NEW YORK TIMES EDITORS' CHOICE - A deeply reported, searingly honest
portrait of the death penalty in Texas--and what it tells us about crime
and punishment in America
"If you're one of those people who despair that nothing changes, and
dream that something can, this is a story of how it does."--Anand
Giridharadas, The New York Times Book Review
WINNER OF THE J. ANTHONY LUKAS AWARD
In 1972, the United States Supreme Court made a surprising ruling: the
country's death penalty system violated the Constitution. The backlash
was swift, especially in Texas, where executions were considered part of
the cultural fabric, and a dark history of lynching was masked by gauzy
visions of a tough-on-crime frontier. When executions resumed, Texas
quickly became the nationwide leader in carrying out the punishment.

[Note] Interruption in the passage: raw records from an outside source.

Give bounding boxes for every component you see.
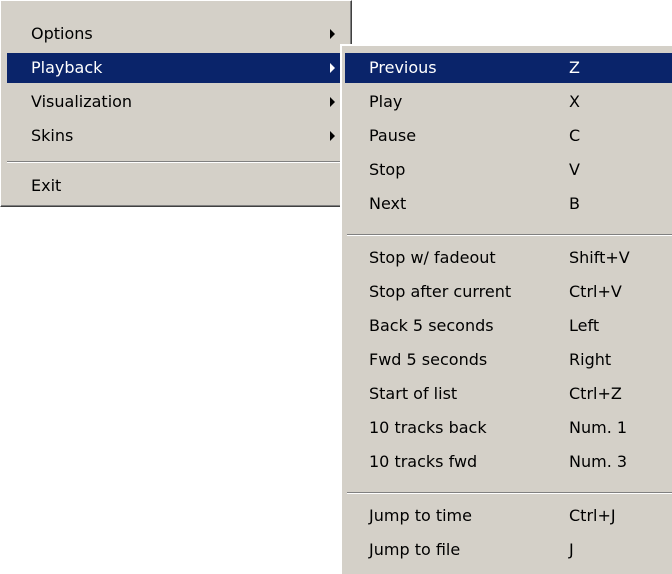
menu-item-label: Pause (369, 126, 417, 145)
menu-item-label: Fwd 5 seconds (369, 350, 488, 369)
menu-item-start-of-list[interactable]: Start of list Ctrl+Z (345, 379, 672, 409)
menu-item-label: Previous (369, 58, 437, 77)
menu-item-shortcut: Num. 3 (569, 452, 628, 471)
menu-item-label: Jump to time (369, 506, 472, 525)
menu-item-label: Next (369, 194, 407, 213)
menu-item-pause[interactable]: Pause C (345, 121, 672, 151)
menu-item-playback[interactable]: Playback (7, 53, 345, 83)
submenu-arrow-icon (330, 63, 335, 73)
menu-item-shortcut: C (569, 126, 581, 145)
main-context-menu: Options Playback Visualization Skins Exi… (0, 0, 352, 207)
menu-item-shortcut: Ctrl+J (569, 506, 616, 525)
menu-separator (347, 492, 672, 494)
menu-item-stop-fadeout[interactable]: Stop w/ fadeout Shift+V (345, 243, 672, 273)
menu-item-back-5-seconds[interactable]: Back 5 seconds Left (345, 311, 672, 341)
playback-submenu: Previous Z Play X Pause C Stop V Next B … (340, 44, 672, 574)
menu-item-label: 10 tracks back (369, 418, 487, 437)
menu-item-shortcut: Ctrl+Z (569, 384, 622, 403)
menu-item-shortcut: Num. 1 (569, 418, 628, 437)
menu-item-shortcut: J (569, 540, 574, 559)
menu-item-play[interactable]: Play X (345, 87, 672, 117)
menu-item-label: Play (369, 92, 403, 111)
menu-item-label: Stop w/ fadeout (369, 248, 496, 267)
menu-item-shortcut: V (569, 160, 580, 179)
submenu-arrow-icon (330, 131, 335, 141)
menu-item-options[interactable]: Options (7, 19, 345, 49)
submenu-arrow-icon (330, 29, 335, 39)
menu-item-shortcut: Shift+V (569, 248, 630, 267)
menu-item-skins[interactable]: Skins (7, 121, 345, 151)
menu-item-next[interactable]: Next B (345, 189, 672, 219)
menu-item-label: 10 tracks fwd (369, 452, 478, 471)
menu-item-label: Jump to file (369, 540, 461, 559)
menu-item-shortcut: Z (569, 58, 580, 77)
menu-item-shortcut: Left (569, 316, 600, 335)
menu-item-shortcut: B (569, 194, 580, 213)
menu-item-label: Stop after current (369, 282, 512, 301)
menu-item-label: Start of list (369, 384, 458, 403)
menu-item-shortcut: X (569, 92, 580, 111)
menu-item-exit[interactable]: Exit (7, 171, 345, 201)
menu-item-fwd-5-seconds[interactable]: Fwd 5 seconds Right (345, 345, 672, 375)
menu-separator (347, 234, 672, 236)
menu-item-shortcut: Ctrl+V (569, 282, 622, 301)
menu-item-skins-label: Skins (31, 126, 74, 145)
menu-item-10-tracks-fwd[interactable]: 10 tracks fwd Num. 3 (345, 447, 672, 477)
menu-item-label: Stop (369, 160, 406, 179)
menu-item-options-label: Options (31, 24, 93, 43)
submenu-arrow-icon (330, 97, 335, 107)
menu-separator (7, 161, 345, 163)
menu-item-visualization[interactable]: Visualization (7, 87, 345, 117)
menu-item-stop-after-current[interactable]: Stop after current Ctrl+V (345, 277, 672, 307)
menu-item-jump-to-time[interactable]: Jump to time Ctrl+J (345, 501, 672, 531)
menu-item-label: Back 5 seconds (369, 316, 494, 335)
menu-item-10-tracks-back[interactable]: 10 tracks back Num. 1 (345, 413, 672, 443)
menu-item-shortcut: Right (569, 350, 612, 369)
menu-item-visualization-label: Visualization (31, 92, 133, 111)
menu-item-jump-to-file[interactable]: Jump to file J (345, 535, 672, 565)
menu-item-exit-label: Exit (31, 176, 62, 195)
menu-item-stop[interactable]: Stop V (345, 155, 672, 185)
menu-item-previous[interactable]: Previous Z (345, 53, 672, 83)
menu-item-playback-label: Playback (31, 58, 103, 77)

Then, amid a larger wave of criminal justice reform, came the death
penalty's decline, a trend so durable that even in Texas the punishment
appears again close to extinction.
In Let the Lord Sort Them, Maurice Chammah charts the rise and fall of
capital punishment through the eyes of those it touched. We meet Elsa
Alcala, the orphaned daughter of a Mexican American family who found her
calling as a prosecutor in the nation's death penalty capital, before
becoming a judge on the state's highest court. We meet Danalynn Recer, a
lawyer who became obsessively devoted to unearthing the life stories of
men who committed terrible crimes, and fought for mercy in courtrooms
across the state. We meet death row prisoners--many of them once-famous
figures like Henry Lee Lucas, Gary Graham, and Karla Faye Tucker--along
with their families and the families of their victims. And we meet the
executioners, who struggle openly with what society has asked them to
do. In tracing these interconnected lives against the rise of mass
incarceration in Texas and the country as a whole, Chammah explores what
the persistence of the death penalty tells us about forgiveness and
retribution, fairness and justice, history and myth.
Written with intimacy and grace, Let the Lord Sort Them is the
definitive portrait of a particularly American institution.